Although the Internet is a relatively recent phenomenon, it is already an integral part of the lives of a large percentage of Australians. Most people have an email account and there are an increasing number of Australians with social media accounts and online identities. This presence can take the form of:
- Email accounts
- Online banking
- Photo storage accounts
- Social media profiles
It is so important, now more than ever, that people with an online presence consider how their digital identity should be dealt with in the event of their untimely death.
As is often the case, the law is lagging behind technological advances. While it is relatively straightforward to deal with physical assets such as bank accounts, shares and property with the proper documentation, dealing with online service providers is far more challenging. Each online company creates its own policies and even with the proper documentation, such as a Grant of Probate, access is not guaranteed.
Most service providers keep communications and stored data private unless the user chooses to share them. Some have issued guidelines to help family members unravel electronic accounts in the absence of a password. Others, such as Google, have settings which allow the user to decide what to do with all of the data stored across their various platforms after the user dies.

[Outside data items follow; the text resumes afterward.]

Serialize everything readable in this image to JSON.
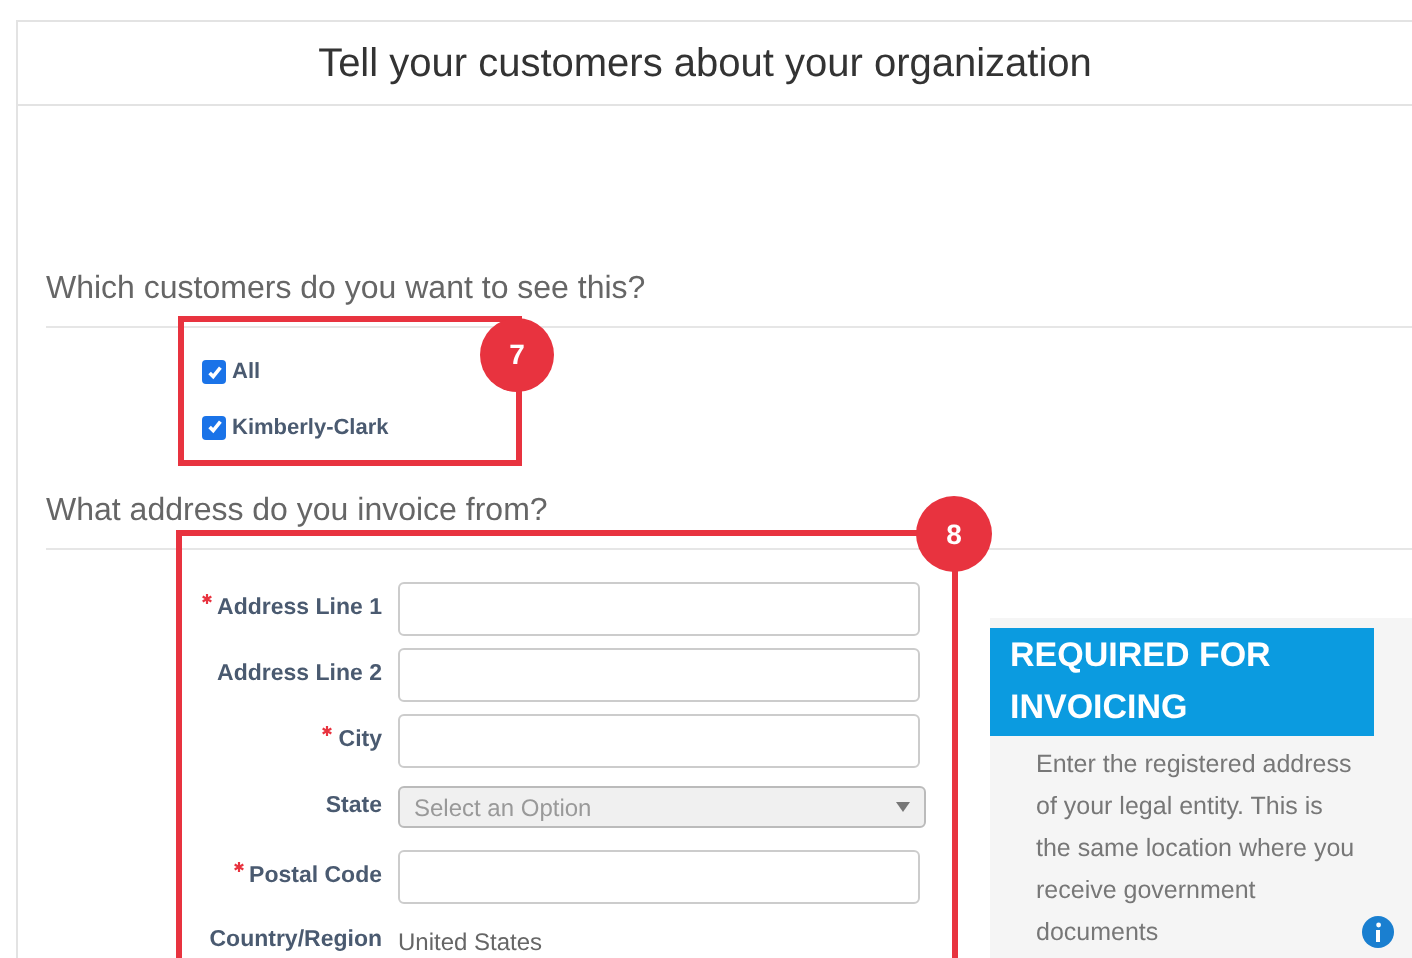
{
  "header": {
    "title": "Tell your customers about your organization"
  },
  "customers": {
    "question": "Which customers do you want to see this?",
    "options": [
      {
        "label": "All",
        "checked": true
      },
      {
        "label": "Kimberly-Clark",
        "checked": true
      }
    ],
    "callout": "7"
  },
  "address": {
    "question": "What address do you invoice from?",
    "fields": [
      {
        "kind": "text",
        "label": "Address Line 1",
        "required": true
      },
      {
        "kind": "text",
        "label": "Address Line 2",
        "required": false
      },
      {
        "kind": "text",
        "label": "City",
        "required": true
      },
      {
        "kind": "select",
        "label": "State",
        "required": false,
        "placeholder": "Select an Option"
      },
      {
        "kind": "text",
        "label": "Postal Code",
        "required": true
      },
      {
        "kind": "static",
        "label": "Country/Region",
        "required": false,
        "value": "United States"
      }
    ],
    "callout": "8"
  },
  "info_panel": {
    "title": "REQUIRED FOR INVOICING",
    "text": "Enter the registered address of your legal entity. This is the same location where you receive government documents"
  }
}
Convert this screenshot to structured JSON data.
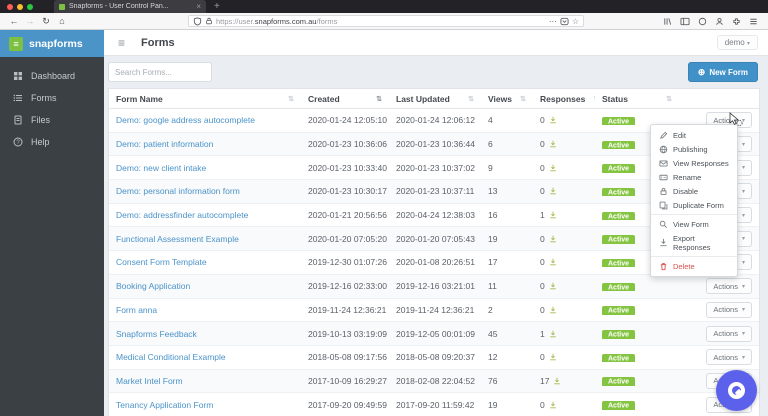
{
  "browser": {
    "tab_title": "Snapforms - User Control Pan...",
    "close_tab_glyph": "×",
    "new_tab_glyph": "+",
    "back_glyph": "←",
    "forward_glyph": "→",
    "refresh_glyph": "↻",
    "home_glyph": "⌂",
    "url_prefix": "https://user.",
    "url_domain": "snapforms.com.au",
    "url_path": "/forms",
    "overflow_glyph": "⋯",
    "star_glyph": "☆"
  },
  "sidebar": {
    "brand": "snapforms",
    "items": [
      {
        "label": "Dashboard",
        "icon": "dashboard-icon"
      },
      {
        "label": "Forms",
        "icon": "forms-icon"
      },
      {
        "label": "Files",
        "icon": "files-icon"
      },
      {
        "label": "Help",
        "icon": "help-icon"
      }
    ]
  },
  "header": {
    "title": "Forms",
    "account_label": "demo"
  },
  "controls": {
    "search_placeholder": "Search Forms...",
    "new_form_label": "New Form"
  },
  "table": {
    "columns": [
      "Form Name",
      "Created",
      "Last Updated",
      "Views",
      "Responses",
      "Status"
    ],
    "actions_label": "Actions",
    "rows": [
      {
        "name": "Demo: google address autocomplete",
        "created": "2020-01-24 12:05:10",
        "updated": "2020-01-24 12:06:12",
        "views": "4",
        "responses": "0",
        "status": "Active"
      },
      {
        "name": "Demo: patient information",
        "created": "2020-01-23 10:36:06",
        "updated": "2020-01-23 10:36:44",
        "views": "6",
        "responses": "0",
        "status": "Active"
      },
      {
        "name": "Demo: new client intake",
        "created": "2020-01-23 10:33:40",
        "updated": "2020-01-23 10:37:02",
        "views": "9",
        "responses": "0",
        "status": "Active"
      },
      {
        "name": "Demo: personal information form",
        "created": "2020-01-23 10:30:17",
        "updated": "2020-01-23 10:37:11",
        "views": "13",
        "responses": "0",
        "status": "Active"
      },
      {
        "name": "Demo: addressfinder autocomplete",
        "created": "2020-01-21 20:56:56",
        "updated": "2020-04-24 12:38:03",
        "views": "16",
        "responses": "1",
        "status": "Active"
      },
      {
        "name": "Functional Assessment Example",
        "created": "2020-01-20 07:05:20",
        "updated": "2020-01-20 07:05:43",
        "views": "19",
        "responses": "0",
        "status": "Active"
      },
      {
        "name": "Consent Form Template",
        "created": "2019-12-30 01:07:26",
        "updated": "2020-01-08 20:26:51",
        "views": "17",
        "responses": "0",
        "status": "Active"
      },
      {
        "name": "Booking Application",
        "created": "2019-12-16 02:33:00",
        "updated": "2019-12-16 03:21:01",
        "views": "11",
        "responses": "0",
        "status": "Active"
      },
      {
        "name": "Form anna",
        "created": "2019-11-24 12:36:21",
        "updated": "2019-11-24 12:36:21",
        "views": "2",
        "responses": "0",
        "status": "Active"
      },
      {
        "name": "Snapforms Feedback",
        "created": "2019-10-13 03:19:09",
        "updated": "2019-12-05 00:01:09",
        "views": "45",
        "responses": "1",
        "status": "Active"
      },
      {
        "name": "Medical Conditional Example",
        "created": "2018-05-08 09:17:56",
        "updated": "2018-05-08 09:20:37",
        "views": "12",
        "responses": "0",
        "status": "Active"
      },
      {
        "name": "Market Intel Form",
        "created": "2017-10-09 16:29:27",
        "updated": "2018-02-08 22:04:52",
        "views": "76",
        "responses": "17",
        "status": "Active"
      },
      {
        "name": "Tenancy Application Form",
        "created": "2017-09-20 09:49:59",
        "updated": "2017-09-20 11:59:42",
        "views": "19",
        "responses": "0",
        "status": "Active"
      }
    ]
  },
  "actions_menu": {
    "items": [
      {
        "label": "Edit",
        "icon": "pencil-icon"
      },
      {
        "label": "Publishing",
        "icon": "globe-icon"
      },
      {
        "label": "View Responses",
        "icon": "envelope-icon"
      },
      {
        "label": "Rename",
        "icon": "rename-icon"
      },
      {
        "label": "Disable",
        "icon": "lock-icon"
      },
      {
        "label": "Duplicate Form",
        "icon": "copy-icon"
      },
      {
        "label": "View Form",
        "icon": "magnifier-icon"
      },
      {
        "label": "Export Responses",
        "icon": "download-icon"
      },
      {
        "label": "Delete",
        "icon": "trash-icon"
      }
    ]
  },
  "colors": {
    "accent_blue": "#4191c9",
    "brand_green": "#7ec142",
    "header_blue": "#4a94c8",
    "sidebar_dark": "#3b4045",
    "active_green": "#85c441",
    "link_blue": "#4b93c9",
    "danger_red": "#d9534f",
    "chat_purple": "#5b61eb"
  }
}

Facebook has established rules that allow friends and family to transform a normal profile into a memorial. Twitter will allow family members of a deceased user to deactivate or convert the account to a memorial, however it will not allow access to the account or disclose other non-public information regarding the account.
A useful site to assist with deleting online profiles and accounts is: http://justdelete.me/
By planning ahead now, you will assist your family in
logging off your online life according to your wishes.

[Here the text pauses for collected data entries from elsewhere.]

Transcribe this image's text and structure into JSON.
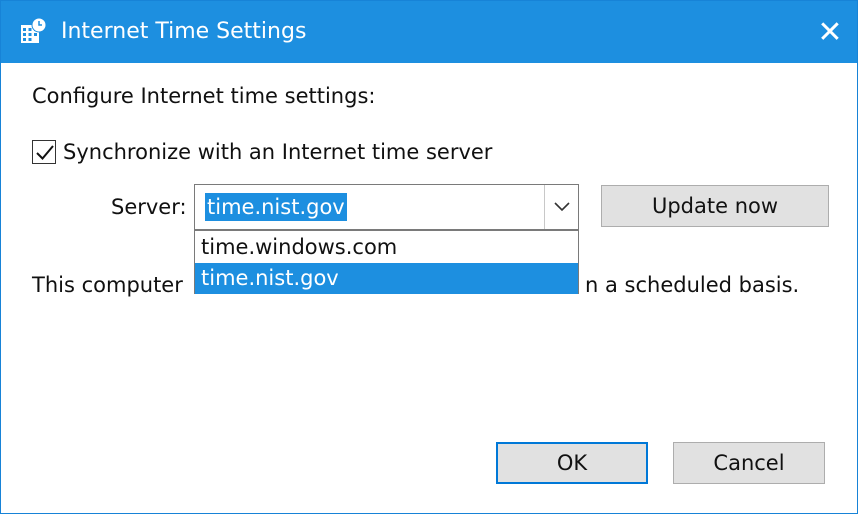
{
  "window": {
    "title": "Internet Time Settings",
    "close_glyph": "✕",
    "accent_color": "#1d8fe0"
  },
  "content": {
    "heading": "Configure Internet time settings:",
    "sync_checkbox": {
      "label": "Synchronize with an Internet time server",
      "checked": true
    },
    "server": {
      "label": "Server:",
      "value": "time.nist.gov",
      "options": [
        "time.windows.com",
        "time.nist.gov"
      ],
      "selected_index": 1
    },
    "update_button": "Update now",
    "info_text_left": "This computer",
    "info_text_right": "n a scheduled basis."
  },
  "footer": {
    "ok_label": "OK",
    "cancel_label": "Cancel"
  }
}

An important issue to consider is who should have the power and authority to manage your online legacy after you die.
Some of the things you can do to make your digital death easier on your family include:
- Keep accurate records of all digital assets and on-line accounts together with log-in details and answers to any security questions provided at the time of set up. This information must be kept securely and updated when necessary.

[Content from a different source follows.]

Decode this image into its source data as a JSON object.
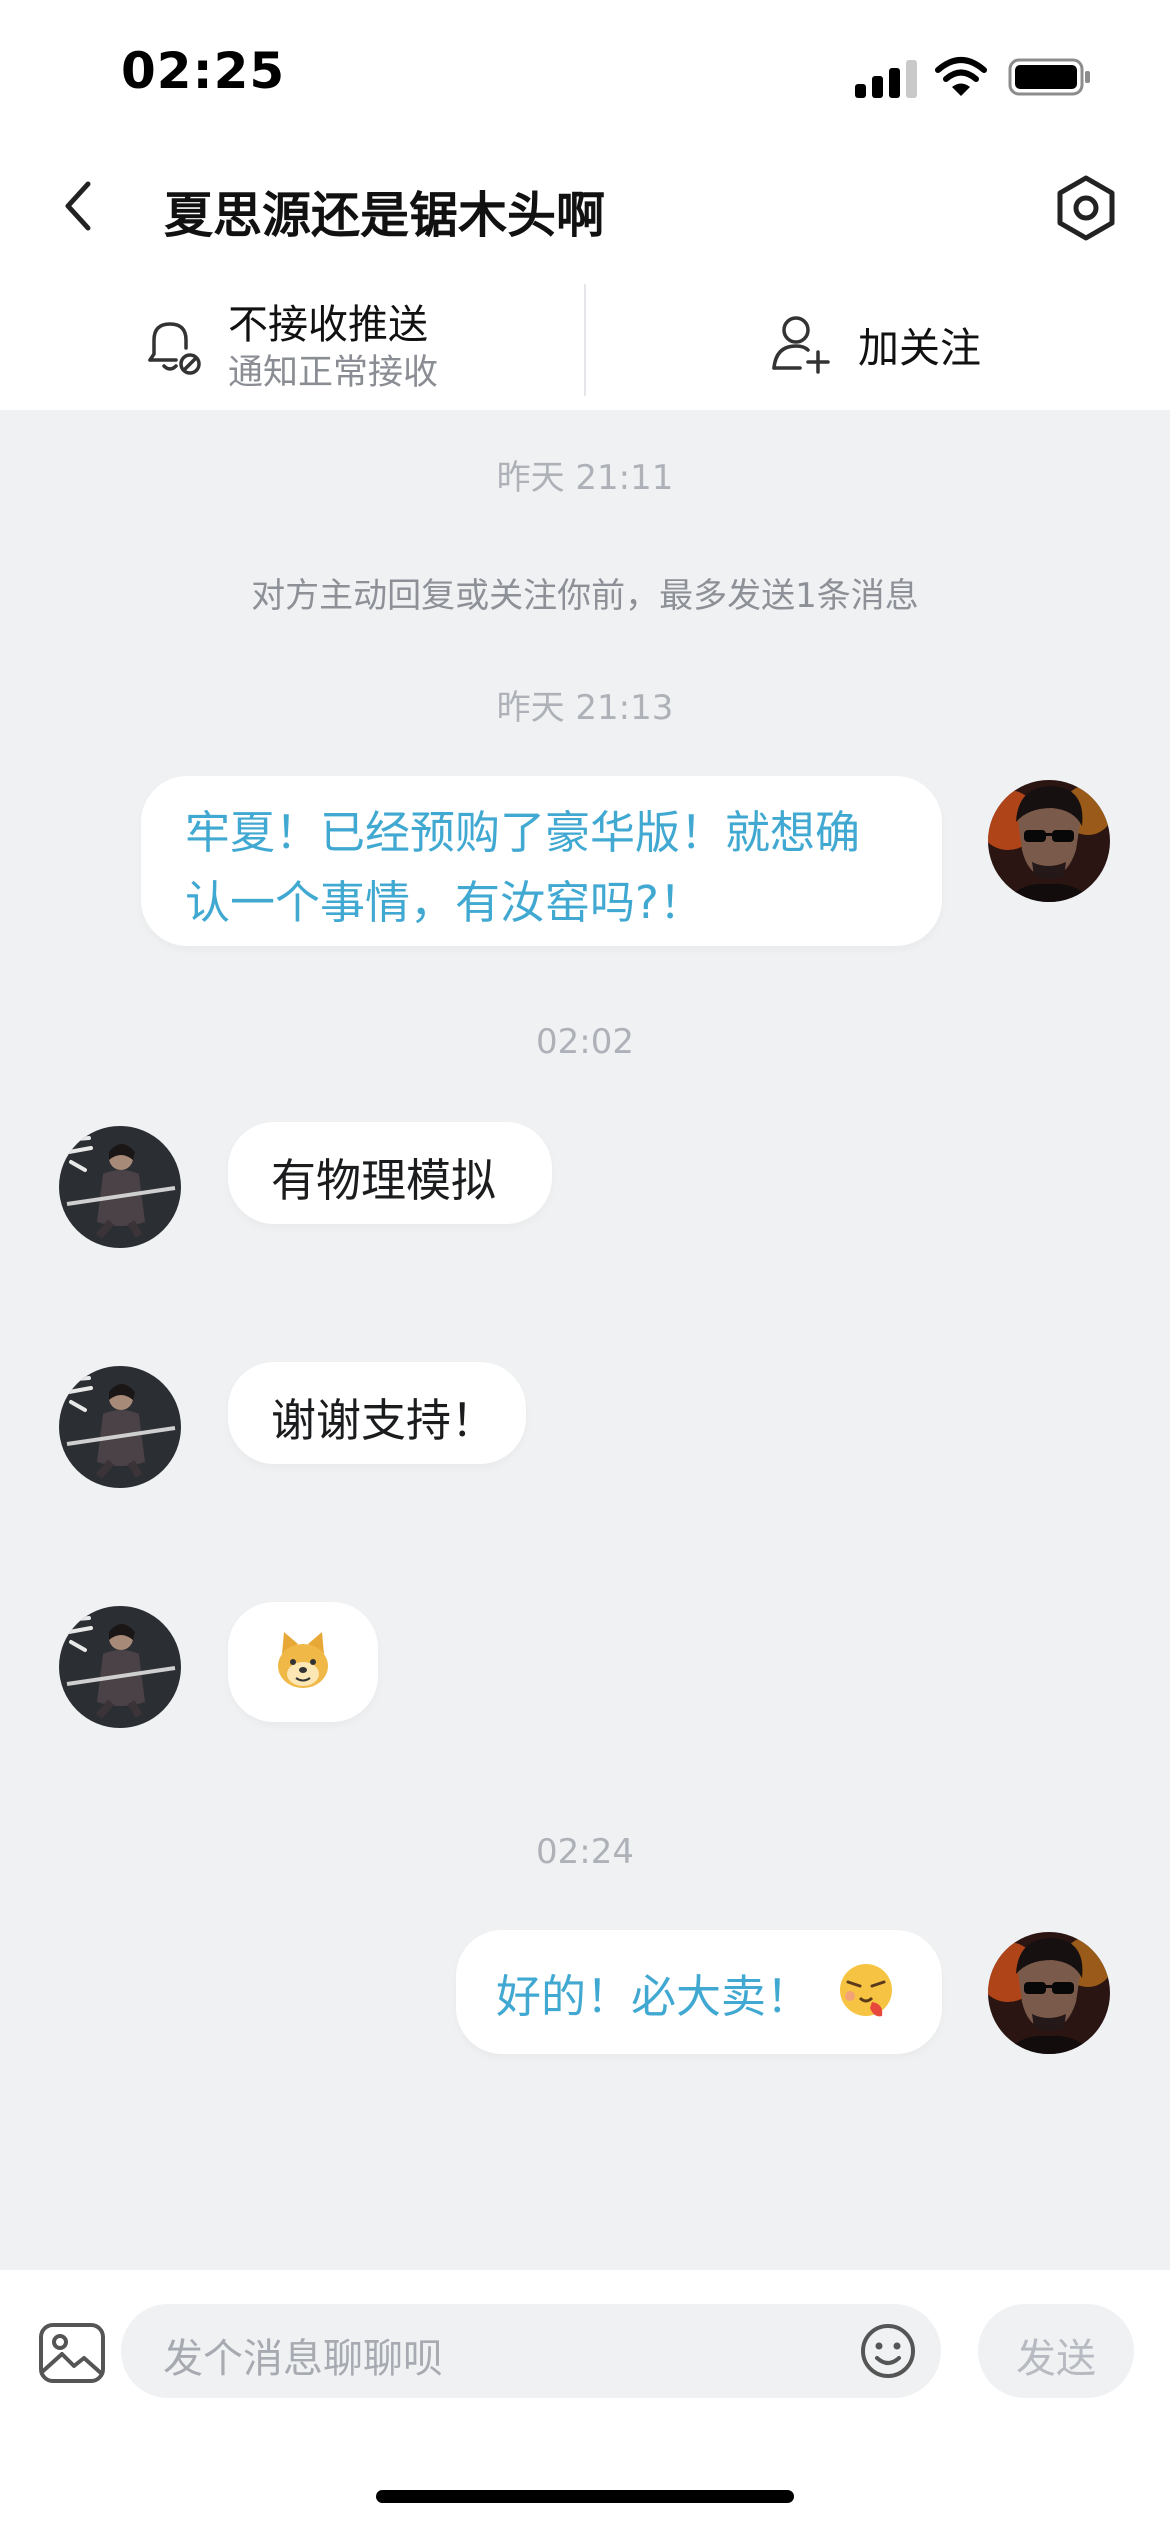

- Include instructions in your Will as to how you would like your online presence dealt with after your death. For example, detail if you want family members to be able to read your personal emails and other personal information or would you prefer all online accounts to be deleted.
- Ensure that your Will appoints someone to take care of your digital assets, whether that be your executor or some other person with the appropriate knowledge and capability to deal with your online presence.
- Make arrangements to ensure your credit card accounts are cancelled as soon as possible, as most ongoing accounts and subscriptions are linked to credit cards. Direct debits from your bank accounts must also be stopped.
- Consider setting up a Digital Will by using services such as Legacy Locker or Death Switch, which will secure your digital assets including account numbers and passwords. After your death, they release information to the designated person following a verification process. Concerns about providing these organisations with such sensitive information can be partially overcome by providing perhaps the username to one of these services and passwords to another or to family members.
- Ensure that appropriate arrangements are made to release funds that may be held in accounts such as PayPal and eBay.
By planning ahead now, you will assist your family in logging off your online life according to your wishes.